Pastors are the primary worship leaders in our churches. We must be fully engaged for the entire service, not just when we are preaching. There are so many distractions leading up to, and during, the worship services that it takes an intentional effort to engage in worship. Here are three good reasons to remain focused on Christ during the entire worship gathering.
Engage in worship because God deserves it.
Worship is something to be enjoyed by God. I'm sure you are familiar with Kierkegaard's model for worship which has God as the audience, the pastor as the prompter, and the congregation as the performers.
If someone leaves our church saying, "The music was awesome" or "The sermon was amazing," we messed up and they missed out. I want them to leave saying, "What an awesome God!"

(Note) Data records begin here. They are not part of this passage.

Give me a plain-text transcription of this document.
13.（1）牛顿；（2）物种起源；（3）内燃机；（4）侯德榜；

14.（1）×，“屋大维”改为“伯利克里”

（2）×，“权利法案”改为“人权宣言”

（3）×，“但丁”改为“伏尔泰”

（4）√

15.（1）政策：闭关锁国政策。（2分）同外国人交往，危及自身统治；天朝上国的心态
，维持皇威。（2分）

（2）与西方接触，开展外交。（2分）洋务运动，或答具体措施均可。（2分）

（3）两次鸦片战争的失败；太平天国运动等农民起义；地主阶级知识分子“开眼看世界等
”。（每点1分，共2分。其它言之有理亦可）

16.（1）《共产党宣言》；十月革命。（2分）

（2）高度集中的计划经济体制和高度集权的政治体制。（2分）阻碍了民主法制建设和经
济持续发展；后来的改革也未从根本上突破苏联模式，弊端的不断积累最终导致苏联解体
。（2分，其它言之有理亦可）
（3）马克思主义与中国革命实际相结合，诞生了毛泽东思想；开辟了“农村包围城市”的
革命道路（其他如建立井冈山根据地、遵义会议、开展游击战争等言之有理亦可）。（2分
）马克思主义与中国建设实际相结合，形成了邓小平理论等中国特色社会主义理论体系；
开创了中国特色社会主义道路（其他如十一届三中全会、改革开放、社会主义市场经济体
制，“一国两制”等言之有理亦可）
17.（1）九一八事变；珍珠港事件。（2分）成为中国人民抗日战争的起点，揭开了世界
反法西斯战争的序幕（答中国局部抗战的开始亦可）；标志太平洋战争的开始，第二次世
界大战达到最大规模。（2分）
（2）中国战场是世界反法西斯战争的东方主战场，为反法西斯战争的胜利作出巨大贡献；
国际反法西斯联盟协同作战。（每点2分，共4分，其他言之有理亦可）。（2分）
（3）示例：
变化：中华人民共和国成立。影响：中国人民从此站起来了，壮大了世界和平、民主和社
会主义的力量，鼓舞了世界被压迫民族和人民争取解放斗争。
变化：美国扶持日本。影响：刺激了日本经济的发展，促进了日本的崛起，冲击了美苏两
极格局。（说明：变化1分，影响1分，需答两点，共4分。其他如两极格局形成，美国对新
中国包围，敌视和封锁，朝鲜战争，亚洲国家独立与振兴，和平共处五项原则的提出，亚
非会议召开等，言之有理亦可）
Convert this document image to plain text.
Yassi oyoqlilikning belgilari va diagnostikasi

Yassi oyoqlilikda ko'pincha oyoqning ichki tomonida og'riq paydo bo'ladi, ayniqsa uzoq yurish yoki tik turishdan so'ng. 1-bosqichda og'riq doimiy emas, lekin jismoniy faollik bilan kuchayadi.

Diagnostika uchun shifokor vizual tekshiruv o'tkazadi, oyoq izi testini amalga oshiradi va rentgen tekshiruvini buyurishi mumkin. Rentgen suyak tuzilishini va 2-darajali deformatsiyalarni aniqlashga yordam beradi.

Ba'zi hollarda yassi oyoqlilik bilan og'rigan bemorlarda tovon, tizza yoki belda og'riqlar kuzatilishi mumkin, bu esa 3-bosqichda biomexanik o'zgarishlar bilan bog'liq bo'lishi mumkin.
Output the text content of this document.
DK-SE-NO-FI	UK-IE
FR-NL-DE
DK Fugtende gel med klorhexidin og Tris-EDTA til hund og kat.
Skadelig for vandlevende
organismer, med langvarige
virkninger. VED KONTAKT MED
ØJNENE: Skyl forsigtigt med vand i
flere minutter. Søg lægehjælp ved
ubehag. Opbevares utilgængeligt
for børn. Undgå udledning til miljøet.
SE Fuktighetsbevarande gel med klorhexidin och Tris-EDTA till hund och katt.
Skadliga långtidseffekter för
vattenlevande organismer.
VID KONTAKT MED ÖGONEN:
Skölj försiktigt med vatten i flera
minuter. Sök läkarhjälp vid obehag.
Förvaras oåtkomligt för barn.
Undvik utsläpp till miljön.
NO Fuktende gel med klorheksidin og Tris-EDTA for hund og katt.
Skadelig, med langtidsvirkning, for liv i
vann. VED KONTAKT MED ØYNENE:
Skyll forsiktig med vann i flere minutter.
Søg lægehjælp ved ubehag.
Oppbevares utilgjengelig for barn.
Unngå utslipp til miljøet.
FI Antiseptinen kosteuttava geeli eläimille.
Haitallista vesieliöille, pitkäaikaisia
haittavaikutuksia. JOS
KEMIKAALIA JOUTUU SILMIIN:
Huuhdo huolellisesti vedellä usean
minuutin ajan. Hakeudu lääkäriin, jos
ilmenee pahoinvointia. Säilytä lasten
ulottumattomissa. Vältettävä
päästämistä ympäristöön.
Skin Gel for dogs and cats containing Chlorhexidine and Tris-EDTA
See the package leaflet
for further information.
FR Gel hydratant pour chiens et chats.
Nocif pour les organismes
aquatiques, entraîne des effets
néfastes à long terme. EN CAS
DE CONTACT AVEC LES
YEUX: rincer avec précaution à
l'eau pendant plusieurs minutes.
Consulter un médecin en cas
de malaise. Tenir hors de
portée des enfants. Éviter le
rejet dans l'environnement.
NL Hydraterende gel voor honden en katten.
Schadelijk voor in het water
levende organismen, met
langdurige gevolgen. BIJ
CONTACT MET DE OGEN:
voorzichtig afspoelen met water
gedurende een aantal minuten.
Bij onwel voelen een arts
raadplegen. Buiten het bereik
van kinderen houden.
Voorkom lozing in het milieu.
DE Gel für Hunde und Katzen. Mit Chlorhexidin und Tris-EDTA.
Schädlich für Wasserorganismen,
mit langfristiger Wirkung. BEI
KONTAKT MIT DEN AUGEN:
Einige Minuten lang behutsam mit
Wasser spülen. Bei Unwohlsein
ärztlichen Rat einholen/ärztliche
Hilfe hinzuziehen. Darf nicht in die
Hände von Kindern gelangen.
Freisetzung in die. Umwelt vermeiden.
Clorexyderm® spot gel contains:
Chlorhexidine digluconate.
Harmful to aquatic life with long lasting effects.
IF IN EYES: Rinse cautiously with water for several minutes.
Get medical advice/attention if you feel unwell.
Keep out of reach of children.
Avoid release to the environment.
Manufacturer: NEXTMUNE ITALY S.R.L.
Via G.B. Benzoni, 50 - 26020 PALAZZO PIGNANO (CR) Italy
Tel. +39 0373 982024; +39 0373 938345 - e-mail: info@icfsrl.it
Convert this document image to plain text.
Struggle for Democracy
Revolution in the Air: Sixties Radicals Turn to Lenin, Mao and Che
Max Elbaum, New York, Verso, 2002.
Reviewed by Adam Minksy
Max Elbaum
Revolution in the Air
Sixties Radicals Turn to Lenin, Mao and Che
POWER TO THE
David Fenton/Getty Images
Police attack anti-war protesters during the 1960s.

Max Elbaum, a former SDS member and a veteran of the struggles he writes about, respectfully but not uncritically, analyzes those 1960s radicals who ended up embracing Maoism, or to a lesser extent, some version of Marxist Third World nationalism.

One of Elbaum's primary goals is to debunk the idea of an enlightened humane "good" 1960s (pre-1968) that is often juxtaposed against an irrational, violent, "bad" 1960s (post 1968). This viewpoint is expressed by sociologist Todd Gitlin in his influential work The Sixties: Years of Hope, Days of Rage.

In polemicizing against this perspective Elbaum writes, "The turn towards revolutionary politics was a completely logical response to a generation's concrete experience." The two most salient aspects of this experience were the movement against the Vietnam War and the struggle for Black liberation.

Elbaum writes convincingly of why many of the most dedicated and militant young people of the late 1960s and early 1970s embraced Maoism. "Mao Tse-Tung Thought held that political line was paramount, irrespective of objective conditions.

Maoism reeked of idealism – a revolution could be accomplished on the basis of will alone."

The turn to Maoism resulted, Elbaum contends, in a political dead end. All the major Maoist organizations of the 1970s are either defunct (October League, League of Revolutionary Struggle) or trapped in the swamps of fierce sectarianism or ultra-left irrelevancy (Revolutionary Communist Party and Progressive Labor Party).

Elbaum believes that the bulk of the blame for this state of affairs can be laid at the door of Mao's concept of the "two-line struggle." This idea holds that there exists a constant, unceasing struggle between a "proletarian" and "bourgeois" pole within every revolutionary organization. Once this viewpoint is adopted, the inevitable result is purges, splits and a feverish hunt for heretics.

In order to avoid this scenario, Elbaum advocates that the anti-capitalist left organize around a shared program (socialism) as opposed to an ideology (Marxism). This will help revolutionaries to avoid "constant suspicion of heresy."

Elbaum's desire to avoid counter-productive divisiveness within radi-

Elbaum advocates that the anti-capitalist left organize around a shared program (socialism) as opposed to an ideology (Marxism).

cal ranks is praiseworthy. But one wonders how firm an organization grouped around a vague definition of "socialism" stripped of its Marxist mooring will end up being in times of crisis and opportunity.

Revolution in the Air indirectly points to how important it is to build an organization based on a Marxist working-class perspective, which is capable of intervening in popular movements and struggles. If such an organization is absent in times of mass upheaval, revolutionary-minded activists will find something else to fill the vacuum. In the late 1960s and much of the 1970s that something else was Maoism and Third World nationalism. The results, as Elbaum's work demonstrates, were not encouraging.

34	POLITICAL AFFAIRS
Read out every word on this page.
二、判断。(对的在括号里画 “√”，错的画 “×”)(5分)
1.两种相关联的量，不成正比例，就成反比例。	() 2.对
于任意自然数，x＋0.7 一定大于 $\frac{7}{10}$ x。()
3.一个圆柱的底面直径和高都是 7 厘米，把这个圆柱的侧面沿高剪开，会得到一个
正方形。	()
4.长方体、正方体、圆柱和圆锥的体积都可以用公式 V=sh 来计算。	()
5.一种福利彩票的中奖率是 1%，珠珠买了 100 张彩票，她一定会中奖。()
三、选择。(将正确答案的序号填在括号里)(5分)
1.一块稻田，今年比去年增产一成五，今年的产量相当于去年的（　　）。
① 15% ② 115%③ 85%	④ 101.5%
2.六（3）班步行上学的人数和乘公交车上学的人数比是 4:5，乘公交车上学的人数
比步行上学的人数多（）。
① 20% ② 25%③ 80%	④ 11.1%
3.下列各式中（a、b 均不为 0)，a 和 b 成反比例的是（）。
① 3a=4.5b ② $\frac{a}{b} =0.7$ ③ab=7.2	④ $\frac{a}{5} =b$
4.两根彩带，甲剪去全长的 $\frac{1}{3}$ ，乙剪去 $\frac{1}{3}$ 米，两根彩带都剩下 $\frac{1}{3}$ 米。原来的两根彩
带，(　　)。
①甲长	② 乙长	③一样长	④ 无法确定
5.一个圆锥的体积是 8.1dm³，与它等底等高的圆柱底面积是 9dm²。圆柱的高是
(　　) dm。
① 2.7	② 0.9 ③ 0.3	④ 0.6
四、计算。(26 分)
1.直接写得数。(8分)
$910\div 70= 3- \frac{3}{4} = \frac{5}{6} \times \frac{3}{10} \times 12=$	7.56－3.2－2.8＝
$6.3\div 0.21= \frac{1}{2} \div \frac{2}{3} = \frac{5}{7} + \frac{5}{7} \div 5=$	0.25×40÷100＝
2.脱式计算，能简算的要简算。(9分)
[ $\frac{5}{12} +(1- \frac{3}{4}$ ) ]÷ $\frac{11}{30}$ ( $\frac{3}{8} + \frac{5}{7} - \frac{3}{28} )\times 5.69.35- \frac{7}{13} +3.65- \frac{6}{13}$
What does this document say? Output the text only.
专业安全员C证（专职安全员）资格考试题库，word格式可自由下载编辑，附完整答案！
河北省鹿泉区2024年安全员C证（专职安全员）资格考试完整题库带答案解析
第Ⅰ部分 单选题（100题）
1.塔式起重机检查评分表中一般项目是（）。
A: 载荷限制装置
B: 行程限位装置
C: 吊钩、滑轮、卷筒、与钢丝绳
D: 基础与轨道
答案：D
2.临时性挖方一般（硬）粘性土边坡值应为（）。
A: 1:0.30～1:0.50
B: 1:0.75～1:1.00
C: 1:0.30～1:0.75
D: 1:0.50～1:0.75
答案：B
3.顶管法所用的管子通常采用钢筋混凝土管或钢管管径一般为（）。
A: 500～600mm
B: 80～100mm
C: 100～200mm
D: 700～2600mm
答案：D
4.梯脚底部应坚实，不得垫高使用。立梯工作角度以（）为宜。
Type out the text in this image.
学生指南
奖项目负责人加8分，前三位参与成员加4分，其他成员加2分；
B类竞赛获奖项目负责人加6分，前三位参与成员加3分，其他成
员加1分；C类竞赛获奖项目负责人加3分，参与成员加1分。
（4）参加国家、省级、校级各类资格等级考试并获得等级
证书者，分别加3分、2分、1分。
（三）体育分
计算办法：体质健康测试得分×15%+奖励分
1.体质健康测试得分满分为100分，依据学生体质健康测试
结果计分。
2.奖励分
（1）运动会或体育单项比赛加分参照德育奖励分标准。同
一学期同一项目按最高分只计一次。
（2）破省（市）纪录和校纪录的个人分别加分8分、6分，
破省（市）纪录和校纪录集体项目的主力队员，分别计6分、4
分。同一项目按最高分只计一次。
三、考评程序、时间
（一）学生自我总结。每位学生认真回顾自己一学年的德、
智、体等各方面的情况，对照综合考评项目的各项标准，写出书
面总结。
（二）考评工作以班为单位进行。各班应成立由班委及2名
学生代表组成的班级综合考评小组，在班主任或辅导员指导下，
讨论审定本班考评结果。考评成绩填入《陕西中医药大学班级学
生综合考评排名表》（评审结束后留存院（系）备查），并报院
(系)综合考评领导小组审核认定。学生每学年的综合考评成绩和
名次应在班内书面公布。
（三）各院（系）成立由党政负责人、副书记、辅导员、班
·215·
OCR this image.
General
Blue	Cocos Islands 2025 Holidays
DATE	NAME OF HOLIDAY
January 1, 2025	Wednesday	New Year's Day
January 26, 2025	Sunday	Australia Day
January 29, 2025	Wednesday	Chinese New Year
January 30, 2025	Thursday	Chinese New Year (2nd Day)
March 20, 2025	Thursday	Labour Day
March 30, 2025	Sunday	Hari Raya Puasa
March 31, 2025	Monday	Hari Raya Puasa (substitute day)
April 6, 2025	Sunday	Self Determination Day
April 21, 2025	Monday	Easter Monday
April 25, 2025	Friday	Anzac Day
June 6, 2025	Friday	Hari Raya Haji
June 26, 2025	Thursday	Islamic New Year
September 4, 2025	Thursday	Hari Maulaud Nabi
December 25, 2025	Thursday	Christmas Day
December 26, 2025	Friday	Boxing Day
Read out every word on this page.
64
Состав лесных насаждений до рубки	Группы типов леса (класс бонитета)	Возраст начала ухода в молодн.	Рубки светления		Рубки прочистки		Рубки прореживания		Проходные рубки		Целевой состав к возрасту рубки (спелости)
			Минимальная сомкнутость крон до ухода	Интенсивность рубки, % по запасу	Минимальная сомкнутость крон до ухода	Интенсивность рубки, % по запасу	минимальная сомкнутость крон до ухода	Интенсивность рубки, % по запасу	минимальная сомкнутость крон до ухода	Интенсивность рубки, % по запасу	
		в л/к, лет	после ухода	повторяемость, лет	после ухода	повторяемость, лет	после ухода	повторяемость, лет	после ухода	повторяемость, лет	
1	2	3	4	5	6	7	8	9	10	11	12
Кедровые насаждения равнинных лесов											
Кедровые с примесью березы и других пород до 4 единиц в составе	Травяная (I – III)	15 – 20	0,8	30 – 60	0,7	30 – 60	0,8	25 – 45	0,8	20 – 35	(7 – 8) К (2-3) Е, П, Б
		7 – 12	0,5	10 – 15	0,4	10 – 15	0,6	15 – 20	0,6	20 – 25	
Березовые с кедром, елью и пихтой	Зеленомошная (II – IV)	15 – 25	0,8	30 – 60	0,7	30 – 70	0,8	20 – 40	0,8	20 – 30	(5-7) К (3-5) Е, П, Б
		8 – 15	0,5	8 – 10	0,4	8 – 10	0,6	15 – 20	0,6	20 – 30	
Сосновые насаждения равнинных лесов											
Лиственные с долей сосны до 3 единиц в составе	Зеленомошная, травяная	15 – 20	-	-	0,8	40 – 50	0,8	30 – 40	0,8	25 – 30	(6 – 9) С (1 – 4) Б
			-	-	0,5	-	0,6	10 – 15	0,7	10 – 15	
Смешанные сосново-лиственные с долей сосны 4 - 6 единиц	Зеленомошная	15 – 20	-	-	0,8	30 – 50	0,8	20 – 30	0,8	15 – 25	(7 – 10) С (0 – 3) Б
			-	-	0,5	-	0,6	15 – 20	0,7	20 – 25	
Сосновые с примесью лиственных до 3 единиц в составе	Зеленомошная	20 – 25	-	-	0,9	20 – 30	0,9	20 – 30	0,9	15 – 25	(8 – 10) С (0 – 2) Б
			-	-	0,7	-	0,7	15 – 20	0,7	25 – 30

Be thankful to Him, and bless His name. For the Lord is good; His mercy endures forever, and His faithfulness to all generations (Ps. 100:4b-5).
God will not force us to love and worship him, nor should he. We worship and bless God because we love him—and he deserves it.
Engage in worship because you lead it.
Enter into His gates with thanksgiving, and into his courts with praise (Ps. 100:4a).
People are watching us whether we are on stage or not. We must be careful not to tweak our sermons or chat up the crowd as they are trying to connect with Christ through singing or another expression of corporate worship. I'm not suggesting that you perform, but I am challenging you to engage vertically whenever those around you are trying to do so.
It might be hard to believe that our worship blesses God and others at the same time, but this verse says we are communicating with one another and the Lord simultaneously.
Speak to one another in psalms, hymns, and spiritual songs, singing and making music with your heart to the Lord. (Eph. 5:19)
The fact is, we are constantly surrounded by a cloud of witnesses who are following our lead, or lack thereof.
Some Sundays—for reasons that are unavoidable—it is difficult for me to get into the worship center before the service starts. Praying with people in the halls before worship is obviously not a waste of time. Most of the time, however, I do get there before the service starts because I know I cannot sneak in late without distracting others. Also, I do not want to inadvertently discourage immature believers who consider the singing as less important than the preaching.
Engage in worship because you need it.
I need the presence and power of God in my life every day, but especially on Sunday mornings. Worship is welcomed fuel for my soul before I expose it on stage.
Worship puts life and ministry back into perspective for us. The things that matter most should never be put at the mercy of the things that matter least. Pastors should intentionally and sincerely engage in worship for God's sake, for our people's sake and for our own sake.